The Supreme Court was already poised to consider a major abortion case in its next term, which begins in October. That case involves a Mississippi law that bans abortions after 15 weeks of pregnancy, one of a series of laws that Republican-led state legislatures have tried to enact in recent years banning abortions before a fetus is viable, meaning it can survive outside of the womb. Judges repeatedly struck these laws down, citing decades of Supreme Court precedent that’s been interpreted to protect the right to an abortion before the viability point, which is usually around 24 weeks.

But the Texas case suddenly rocketed up to the justices this week after a series of swift developments in the lower court legal fight over SB 8. Abortion providers had asked a federal district judge in Austin to issue an order temporarily blocking enforcement of the law while their lawsuit went forward. As the judge prepared to hear arguments over that on Aug. 30, he also denied a round of motions filed by the defendants to dismiss the case.

The defendants immediately challenged that ruling in the US Court of Appeals for the 5th Circuit, which halted all of the lower court proceedings, including the imminent Aug. 30 hearing. The appeals court denied requests by the abortion providers to either stop SB 8 from taking effect in the meantime or at least expedite the proceedings before the appeals court.

The abortion providers then filed an emergency action on Aug. 30 asking the Supreme Court to intervene, asking the justices to consider temporarily blocking the law or at least lifting the 5th Circuit order that prevented the judge in Austin from ruling on whether to grant an injunction. The justices had signaled they might issue some sort of decision before the Sept. 1 start date. Justice Samuel Alito Jr., who handles emergency matters that come out of the 5th Circuit, ordered the Texas defendants to file a response by 5 p.m. on Aug. 31, an abnormally fast schedule that the court only adopts for time-sensitive issues.

But midnight in Texas came and went, and there was no order from the court. In the hours and, in some cases, minutes before the law took effect, abortion providers raced to serve patients; Amy Hagstrom Miller, CEO of Whole Woman’s Health, which operates four clinics in Texas, told reporters that they performed their final abortion procedure at 11:56 p.m.
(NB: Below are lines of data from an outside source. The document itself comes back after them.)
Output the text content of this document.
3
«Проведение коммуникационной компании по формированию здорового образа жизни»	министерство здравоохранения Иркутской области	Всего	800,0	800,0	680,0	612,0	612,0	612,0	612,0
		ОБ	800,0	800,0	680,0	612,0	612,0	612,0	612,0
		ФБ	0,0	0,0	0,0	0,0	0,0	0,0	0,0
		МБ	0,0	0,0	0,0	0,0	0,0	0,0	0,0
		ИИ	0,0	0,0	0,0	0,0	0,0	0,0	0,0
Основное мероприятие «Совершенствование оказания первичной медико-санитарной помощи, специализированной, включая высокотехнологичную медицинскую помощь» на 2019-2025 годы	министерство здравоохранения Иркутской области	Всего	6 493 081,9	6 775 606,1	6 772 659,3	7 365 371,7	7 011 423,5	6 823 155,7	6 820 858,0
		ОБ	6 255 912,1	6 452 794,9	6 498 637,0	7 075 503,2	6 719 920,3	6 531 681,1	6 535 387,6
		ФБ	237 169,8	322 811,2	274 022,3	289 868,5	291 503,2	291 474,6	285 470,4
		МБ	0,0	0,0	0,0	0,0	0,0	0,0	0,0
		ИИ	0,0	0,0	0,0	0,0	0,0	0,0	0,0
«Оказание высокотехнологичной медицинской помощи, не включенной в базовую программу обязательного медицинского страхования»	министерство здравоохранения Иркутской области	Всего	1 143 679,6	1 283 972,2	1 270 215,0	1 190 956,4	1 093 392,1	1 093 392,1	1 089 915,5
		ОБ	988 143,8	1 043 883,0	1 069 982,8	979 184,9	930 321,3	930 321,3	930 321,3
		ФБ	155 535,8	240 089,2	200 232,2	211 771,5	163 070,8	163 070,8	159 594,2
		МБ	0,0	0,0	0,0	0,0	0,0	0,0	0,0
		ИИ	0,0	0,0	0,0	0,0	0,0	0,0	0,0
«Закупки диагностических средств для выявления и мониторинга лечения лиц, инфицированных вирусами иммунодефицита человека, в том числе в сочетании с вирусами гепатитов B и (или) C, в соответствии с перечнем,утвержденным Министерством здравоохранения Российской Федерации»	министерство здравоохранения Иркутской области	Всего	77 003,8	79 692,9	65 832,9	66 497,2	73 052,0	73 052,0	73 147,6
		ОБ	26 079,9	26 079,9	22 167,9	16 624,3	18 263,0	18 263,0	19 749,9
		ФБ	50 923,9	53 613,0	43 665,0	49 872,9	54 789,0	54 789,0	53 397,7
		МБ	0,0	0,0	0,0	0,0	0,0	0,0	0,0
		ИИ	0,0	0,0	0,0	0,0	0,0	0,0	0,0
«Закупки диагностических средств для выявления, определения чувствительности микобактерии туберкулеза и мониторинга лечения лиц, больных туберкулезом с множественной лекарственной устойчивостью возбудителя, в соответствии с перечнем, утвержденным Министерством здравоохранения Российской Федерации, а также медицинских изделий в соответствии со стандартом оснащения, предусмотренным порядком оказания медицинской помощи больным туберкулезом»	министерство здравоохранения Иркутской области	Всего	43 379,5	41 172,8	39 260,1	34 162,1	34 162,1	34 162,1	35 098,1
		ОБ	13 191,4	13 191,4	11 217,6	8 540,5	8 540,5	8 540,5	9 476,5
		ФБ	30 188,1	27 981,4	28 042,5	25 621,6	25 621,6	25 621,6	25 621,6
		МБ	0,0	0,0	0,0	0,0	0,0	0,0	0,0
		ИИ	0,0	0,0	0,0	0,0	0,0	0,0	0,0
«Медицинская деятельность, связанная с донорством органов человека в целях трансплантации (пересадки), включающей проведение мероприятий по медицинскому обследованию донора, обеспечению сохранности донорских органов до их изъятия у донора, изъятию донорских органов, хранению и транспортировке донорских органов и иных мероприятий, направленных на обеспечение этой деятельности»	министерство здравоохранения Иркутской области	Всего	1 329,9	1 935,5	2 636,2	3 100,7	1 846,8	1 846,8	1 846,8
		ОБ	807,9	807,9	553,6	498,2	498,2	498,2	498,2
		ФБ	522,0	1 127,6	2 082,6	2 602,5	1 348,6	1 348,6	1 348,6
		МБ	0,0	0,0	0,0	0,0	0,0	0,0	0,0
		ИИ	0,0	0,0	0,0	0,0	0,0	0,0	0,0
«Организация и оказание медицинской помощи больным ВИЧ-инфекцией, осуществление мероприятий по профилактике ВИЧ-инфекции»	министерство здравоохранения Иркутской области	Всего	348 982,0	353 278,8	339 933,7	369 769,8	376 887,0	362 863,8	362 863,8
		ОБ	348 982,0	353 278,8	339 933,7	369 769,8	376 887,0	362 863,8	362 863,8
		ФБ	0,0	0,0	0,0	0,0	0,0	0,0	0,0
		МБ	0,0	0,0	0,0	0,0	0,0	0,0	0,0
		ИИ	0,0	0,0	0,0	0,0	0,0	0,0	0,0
Tuesday.

Clinics that perform abortions can continue to operate and provide abortions before the 6-week mark, but advocates underscored that those procedures make up a small fraction of the work they normally do. Patients who could now no longer legally obtain an abortion in the state were left in limbo and faced with limited options: make arrangements to travel out of state — an option that can be simply out of reach because of the cost and time involved — or wait to see if the Supreme Court or other judges might still halt the law.

The Supreme Court’s order doesn’t end the constitutional fight over SB 8 in the lower courts. The case now will go back to the 5th Circuit to resolve some of the threshold issues that the Texas defendants had raised in opposing the lawsuit. Depending on what those judges decide, it could still go back to the federal district judge in Austin to resume handling the case on its normal trajectory or make its way up to the Supreme Court again.